My first boyfriend was someone I dated for literally a week, also when I was 18. We didn’t have sex. I wanted him to go down on me once, but he was also very young and wasn’t comfortable with doing that yet. I ended up scaring him off before anything could happen. Definitely wasn’t him either.

“Well there’s no way you could’ve got it from me.”

I implored him to look at the statistics. My ex was a borderline nymphomaniac. He was extremely sexually active, having had sex with almost thirty people before he dated me. He would have unprotected sex with both men and women, and even persuaded me into letting him not wear a condom. He persuaded me into a lot of things, actually.

Dejected, my ex angrily hung up the phone. I got back in the car and told my friends what happened. “I never liked him anyway,” said one of them.

There was no way it couldn’t have been him. A few months after we started dating he cheated on me.

Finally, he decided to get tested. I knew and he knew that there is no HPV test for men, but he insisted anyway. No surprise, the next day he told me he was clean. He insisted that his doctor said he didn’t have it, and continued to gaslight me.

It took me a long time to stop talking to him. Still vulnerable, when I came back to the state he lived in, we immediately had sex. I insisted on him wearing a condom if he “didn’t have” HPV, but he still didn’t. This time he gave me bedbugs. At this point I decided it was time to cut him off.

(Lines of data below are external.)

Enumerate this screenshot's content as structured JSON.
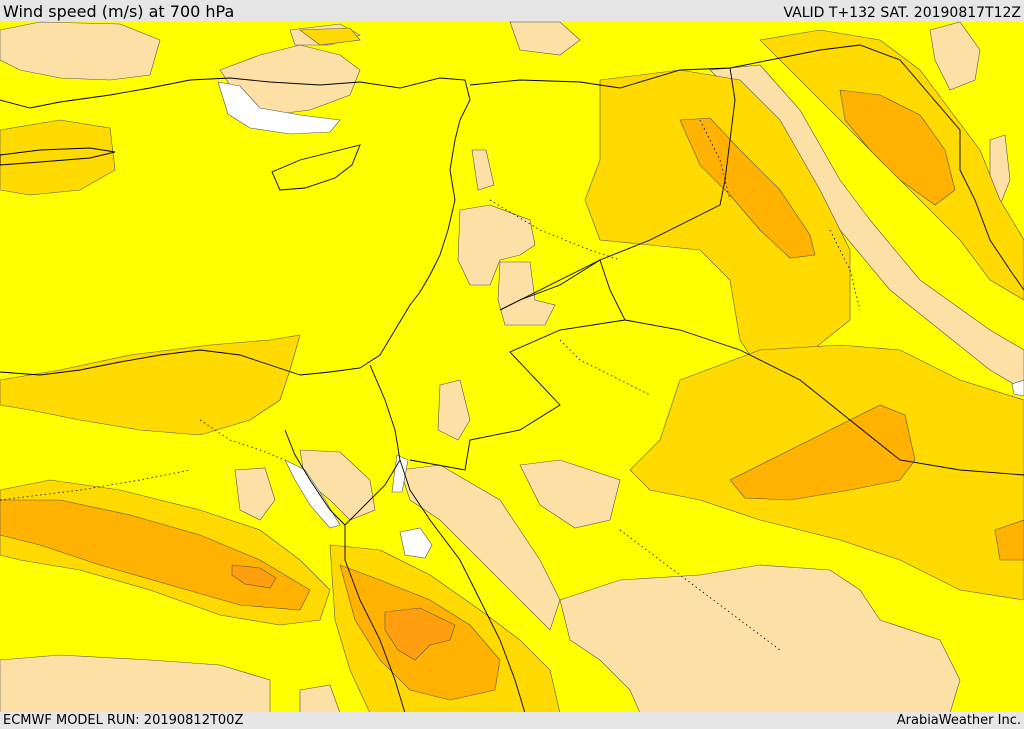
{
  "header": {
    "title": "Wind speed (m/s) at 700 hPa",
    "valid": "VALID T+132 SAT. 20190817T12Z"
  },
  "footer": {
    "model_run": "ECMWF MODEL RUN: 20190812T00Z",
    "credit": "ArabiaWeather Inc."
  },
  "colors": {
    "land_background": "#ffff00",
    "band_low": "#fde0a6",
    "band_mid": "#ffda00",
    "band_high": "#ffb300",
    "band_max": "#ff9f10",
    "calm": "#ffffff",
    "lines": "#000000"
  },
  "map": {
    "type": "filled-contour",
    "variable": "wind speed",
    "units": "m/s",
    "level": "700 hPa"
  }
}
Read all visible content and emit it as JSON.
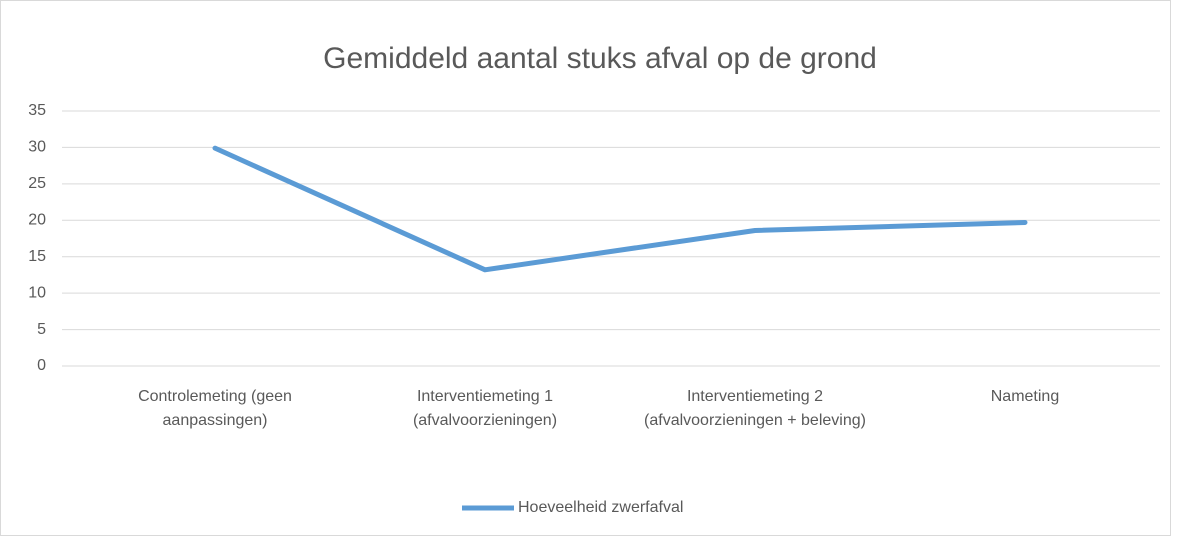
{
  "chart_data": {
    "type": "line",
    "title": "Gemiddeld aantal stuks afval op de grond",
    "categories": [
      "Controlemeting (geen aanpassingen)",
      "Interventiemeting 1 (afvalvoorzieningen)",
      "Interventiemeting 2 (afvalvoorzieningen + beleving)",
      "Nameting"
    ],
    "series": [
      {
        "name": "Hoeveelheid zwerfafval",
        "color": "#5b9bd5",
        "values": [
          29.9,
          13.2,
          18.6,
          19.7
        ]
      }
    ],
    "ylim": [
      0,
      35
    ],
    "yticks": [
      0,
      5,
      10,
      15,
      20,
      25,
      30,
      35
    ],
    "grid": true,
    "legend": "bottom"
  }
}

After a year the HPV cleared up. I went to a new gyno and they called me a few days after my appointment, telling me the news. I was so relieved. I was excited at the prospect of being able to have sex without prefacing every act with “I have HPV”. As common as it was, it was annoying and difficult to live with, and being constantly invalidated by the guy who gave it to me just added to my fear. Gaslighting in sexual situations is a very real thing.

Before having sex with a partner, be sure to get tested immediately. And if they cheat on you, get tested again. A partner in denial is them refusing to admit their own mistakes, and it can make it seem like you are at fault for your misfortune. Stay safe. And, perhaps more importantly, stay strong.